GPT-5’s impact and capabilities might be debatable, but one of the charts from GPT-5’s presentation has certainly become a meme.
Figure CEO Brett Adcock has appeared to roast OpenAI’s Noam Brown with a reference to the “chart crime” bar chart from OpenAI’s GPT-5 presentation which had mis-sized bars which made GPT-5’s performance jump look a lot more impressive than it actually was. Figure had earlier unveiled what it described was the world’s first autonomous robot that could fold laundry. “For the first time, a humanoid robot can fold laundry using a neural net. We made no changes to the Helix architecture, only new data,” Adcock wrote on X. “The same Helix architecture that solved logistic tasks was applied directly to laundry folding. There were no modifications to the model or training hyperparameters. The only addition was the dataset,” he added. Adcock showed off a video of Figure’s humanoid robot, albeit gingerly and slowly, folding towels.
But this prompted a response from OpenAI’s Noam Brown, who said, “Does it still work if you raise the table 6 inches?” This has been a long-time complaint about robotics systems, that they’re hyper-optimized to their environment to produce impressive videos, but can’t actually function well in the real world when parameters and conditions change even slightly.

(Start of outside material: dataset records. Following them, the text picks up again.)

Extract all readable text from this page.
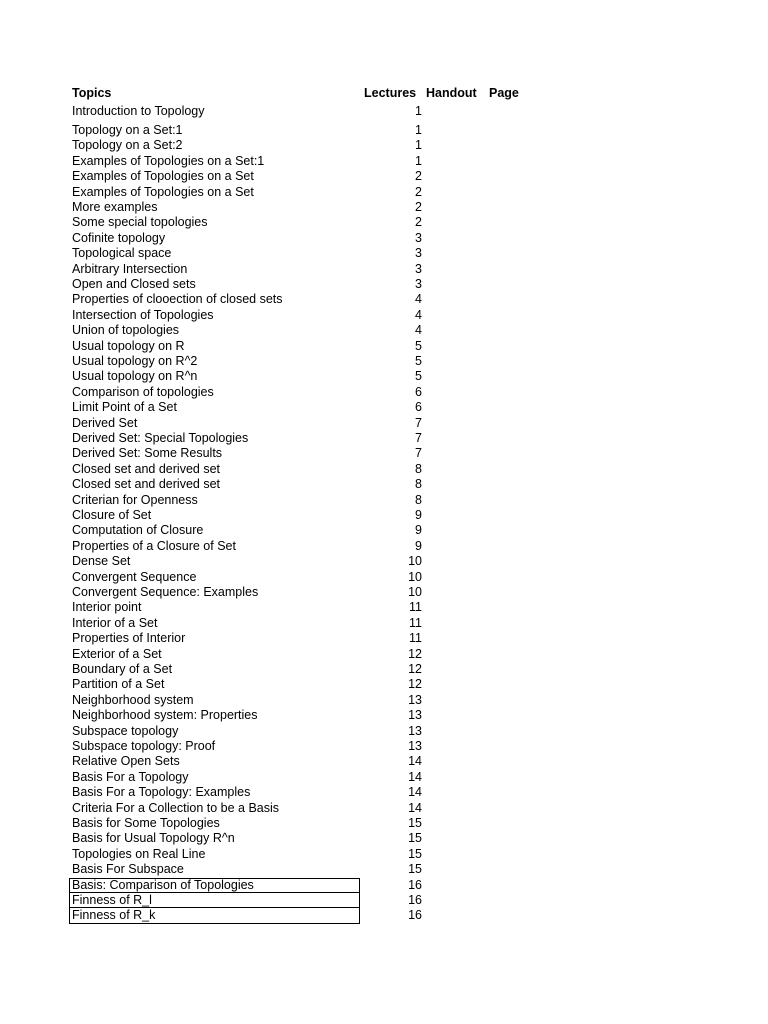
Topics	Lectures Handout Page
Introduction to Topology	1
Topology on a Set:1	1
Topology on a Set:2	1
Examples of Topologies on a Set:1	1
Examples of Topologies on a Set	2
Examples of Topologies on a Set	2
More examples	2
Some special topologies	2
Cofinite topology	3
Topological space	3
Arbitrary Intersection	3
Open and Closed sets	3
Properties of clooection of closed sets	4
Intersection of Topologies	4
Union of topologies	4
Usual topology on R	5
Usual topology on R^2	5
Usual topology on R^n	5
Comparison of topologies	6
Limit Point of a Set	6
Derived Set	7
Derived Set: Special Topologies	7
Derived Set: Some Results	7
Closed set and derived set	8
Closed set and derived set	8
Criterian for Openness	8
Closure of Set	9
Computation of Closure	9
Properties of a Closure of Set	9
Dense Set	10
Convergent Sequence	10
Convergent Sequence: Examples	10
Interior point	11
Interior of a Set	11
Properties of Interior	11
Exterior of a Set	12
Boundary of a Set	12
Partition of a Set	12
Neighborhood system	13
Neighborhood system: Properties	13
Subspace topology	13
Subspace topology: Proof	13
Relative Open Sets	14
Basis For a Topology	14
Basis For a Topology: Examples	14
Criteria For a Collection to be a Basis	14
Basis for Some Topologies	15
Basis for Usual Topology R^n	15
Topologies on Real Line	15
Basis For Subspace	15
Basis: Comparison of Topologies	16
Finness of R_l	16
Finness of R_k	16
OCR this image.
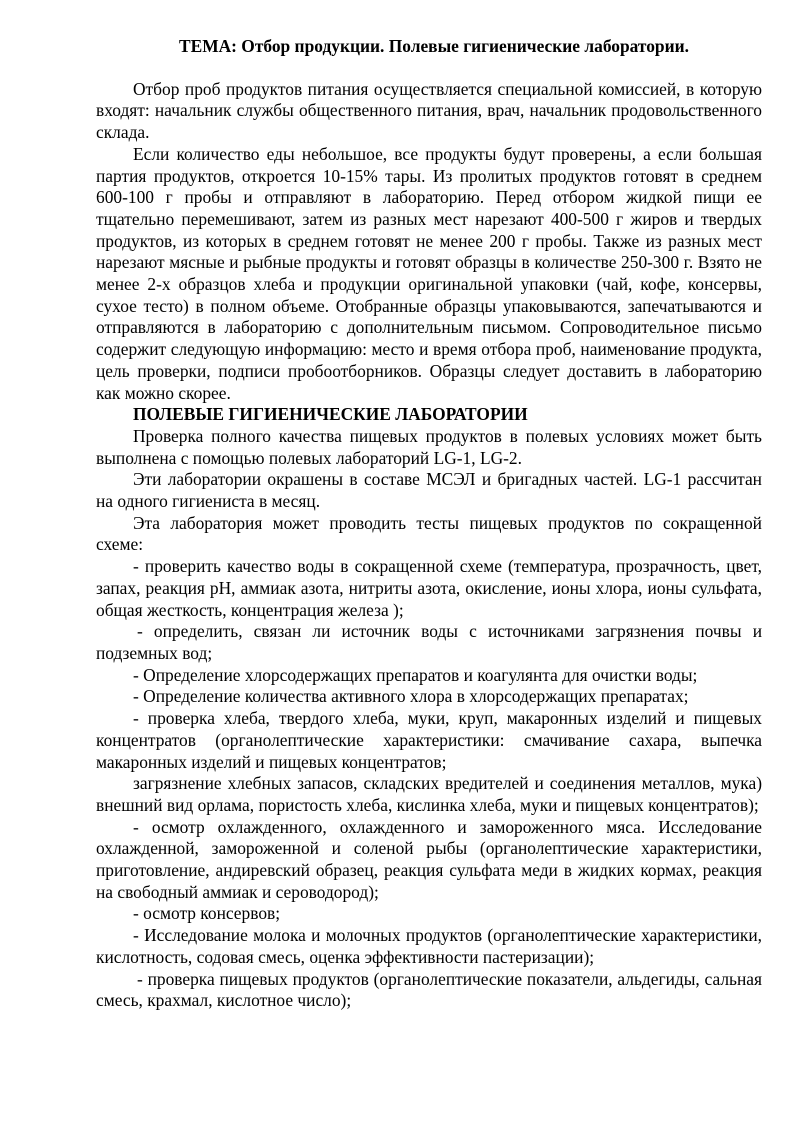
ТЕМА: Отбор продукции. Полевые гигиенические лаборатории.

Отбор проб продуктов питания осуществляется специальной комиссией, в которую входят: начальник службы общественного питания, врач, начальник продовольственного склада.

Если количество еды небольшое, все продукты будут проверены, а если большая партия продуктов, откроется 10-15% тары. Из пролитых продуктов готовят в среднем 600-100 г пробы и отправляют в лабораторию. Перед отбором жидкой пищи ее тщательно перемешивают, затем из разных мест нарезают 400-500 г жиров и твердых продуктов, из которых в среднем готовят не менее 200 г пробы. Также из разных мест нарезают мясные и рыбные продукты и готовят образцы в количестве 250-300 г. Взято не менее 2-х образцов хлеба и продукции оригинальной упаковки (чай, кофе, консервы, сухое тесто) в полном объеме. Отобранные образцы упаковываются, запечатываются и отправляются в лабораторию с дополнительным письмом. Сопроводительное письмо содержит следующую информацию: место и время отбора проб, наименование продукта, цель проверки, подписи пробоотборников. Образцы следует доставить в лабораторию как можно скорее.

ПОЛЕВЫЕ ГИГИЕНИЧЕСКИЕ ЛАБОРАТОРИИ

Проверка полного качества пищевых продуктов в полевых условиях может быть выполнена с помощью полевых лабораторий LG-1, LG-2.

Эти лаборатории окрашены в составе МСЭЛ и бригадных частей. LG-1 рассчитан на одного гигиениста в месяц.

Эта лаборатория может проводить тесты пищевых продуктов по сокращенной схеме:

- проверить качество воды в сокращенной схеме (температура, прозрачность, цвет, запах, реакция pH, аммиак азота, нитриты азота, окисление, ионы хлора, ионы сульфата, общая жесткость, концентрация железа );

- определить, связан ли источник воды с источниками загрязнения почвы и подземных вод;

- Определение хлорсодержащих препаратов и коагулянта для очистки воды;

- Определение количества активного хлора в хлорсодержащих препаратах;

- проверка хлеба, твердого хлеба, муки, круп, макаронных изделий и пищевых концентратов (органолептические характеристики: смачивание сахара, выпечка макаронных изделий и пищевых концентратов;

загрязнение хлебных запасов, складских вредителей и соединения металлов, мука) внешний вид орлама, пористость хлеба, кислинка хлеба, муки и пищевых концентратов);

- осмотр охлажденного, охлажденного и замороженного мяса. Исследование охлажденной, замороженной и соленой рыбы (органолептические характеристики, приготовление, андиревский образец, реакция сульфата меди в жидких кормах, реакция на свободный аммиак и сероводород);

- осмотр консервов;

- Исследование молока и молочных продуктов (органолептические характеристики, кислотность, содовая смесь, оценка эффективности пастеризации);

- проверка пищевых продуктов (органолептические показатели, альдегиды, сальная смесь, крахмал, кислотное число);
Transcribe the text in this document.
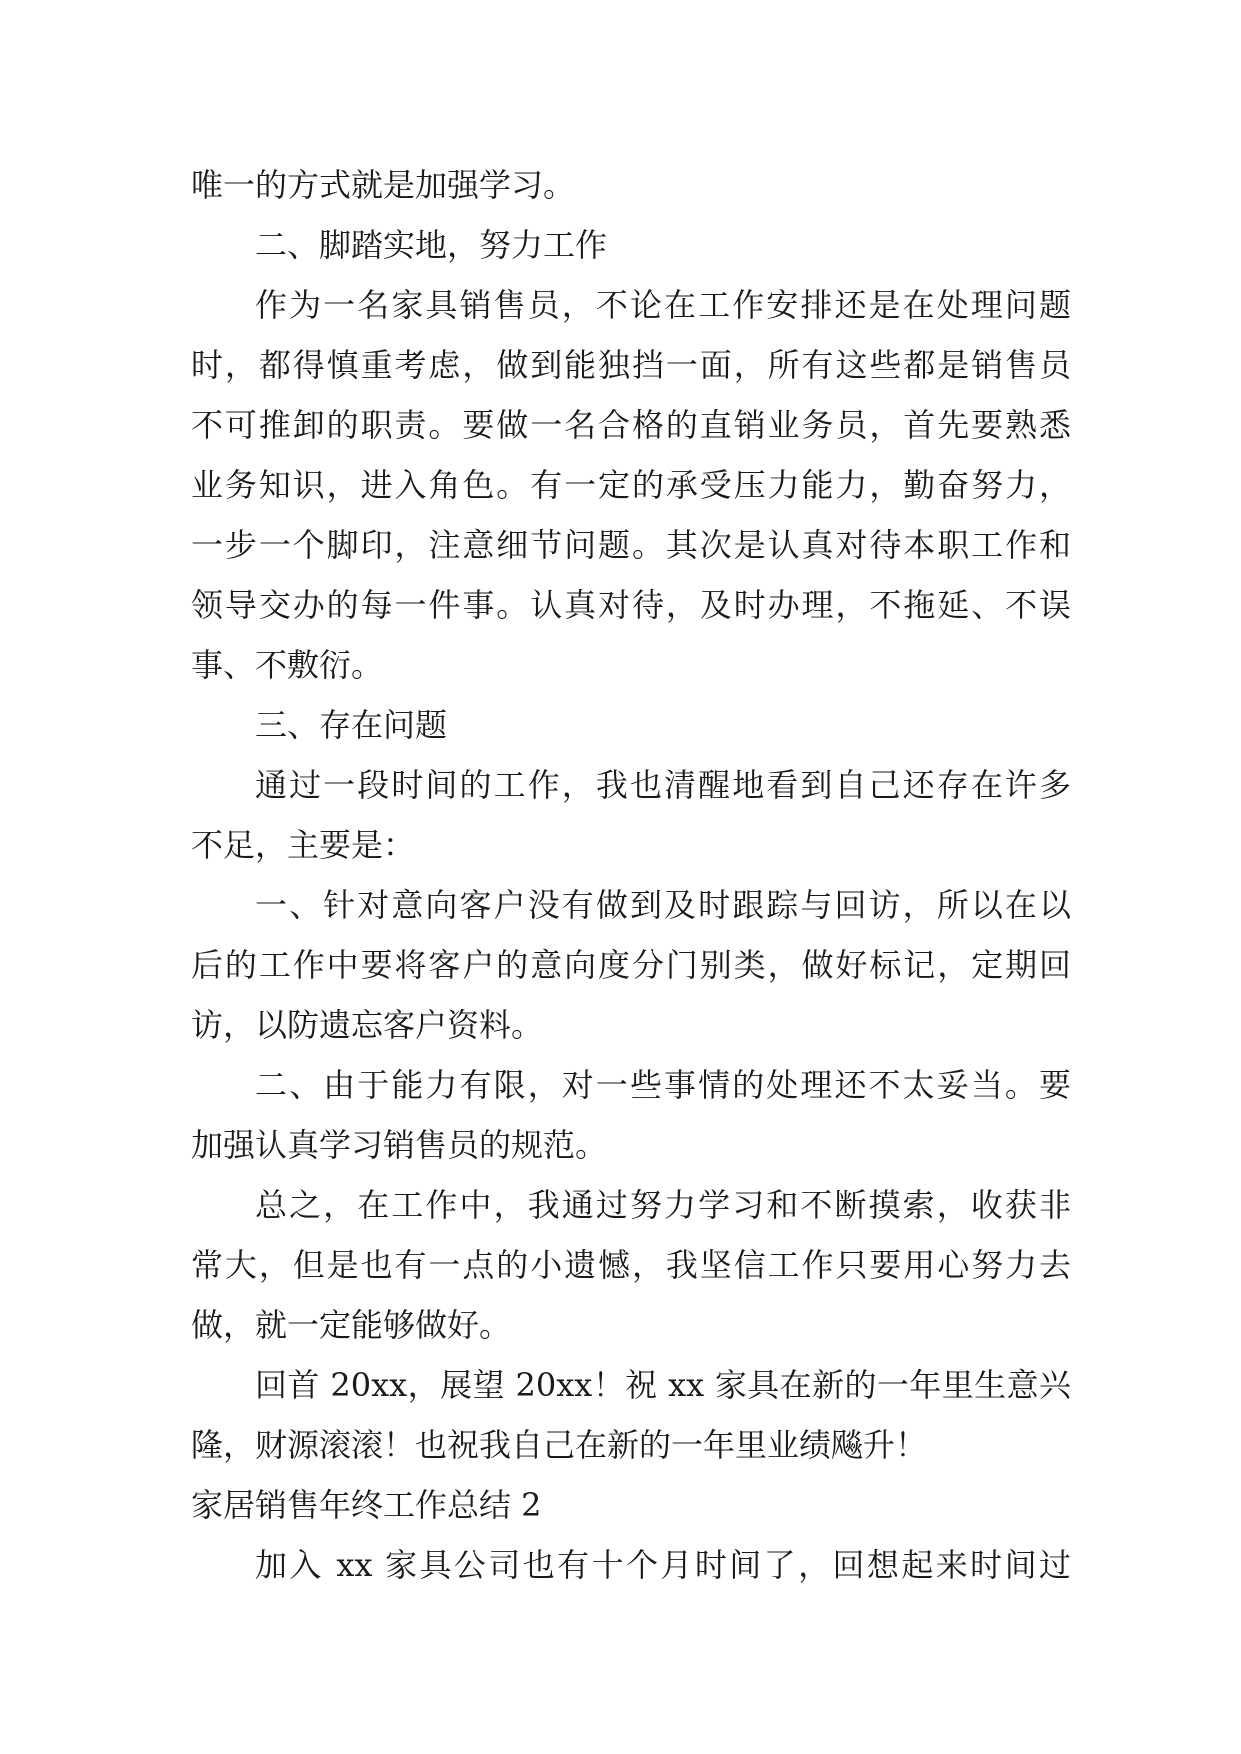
唯一的方式就是加强学习。
二、脚踏实地，努力工作
作为一名家具销售员，不论在工作安排还是在处理问题
时，都得慎重考虑，做到能独挡一面，所有这些都是销售员
不可推卸的职责。要做一名合格的直销业务员，首先要熟悉
业务知识，进入角色。有一定的承受压力能力，勤奋努力，
一步一个脚印，注意细节问题。其次是认真对待本职工作和
领导交办的每一件事。认真对待，及时办理，不拖延、不误
事、不敷衍。
三、存在问题
通过一段时间的工作，我也清醒地看到自己还存在许多
不足，主要是：
一、针对意向客户没有做到及时跟踪与回访，所以在以
后的工作中要将客户的意向度分门别类，做好标记，定期回
访，以防遗忘客户资料。
二、由于能力有限，对一些事情的处理还不太妥当。要
加强认真学习销售员的规范。
总之，在工作中，我通过努力学习和不断摸索，收获非
常大，但是也有一点的小遗憾，我坚信工作只要用心努力去
做，就一定能够做好。
回首 20xx，展望 20xx！祝 xx 家具在新的一年里生意兴
隆，财源滚滚！也祝我自己在新的一年里业绩飚升！
家居销售年终工作总结 2
加入 xx 家具公司也有十个月时间了，回想起来时间过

But Adcock wasn’t going to take this jibe lying down. He went ahead and created a video in which the table is raised approximately six inches during the folding, and the Figure robot continues folding towels like before. “Anything else Noam?” he captioned the video. And to add insult to injury, he shared the infamous GPT-5 chart. “Should we raise the middle chart by 6 inches?” he said.
Adcock not only managed to rebut Noam Brown’s question about Figure’s capabilities with video evidence, but also added in a zinger of his own with the GPT-5 bar chart. It’s also interesting that Figure and OpenAI execs are sparring like this on X — OpenAI’s startup fund is an investor in Figure, and Figure and OpenAI are collaborating to build next generation AI models for humanoid robots. But that doesn’t seem to have stopped Figure’s CEO from highlighting a gaffe from OpenAI’s presentation when one of its researchers seemed to question its robot’s capabilities. The AI space is cut-throat, and people don’t seem to take kindly to insinuations about deficiencies in their technology, even when it comes from investors and partners.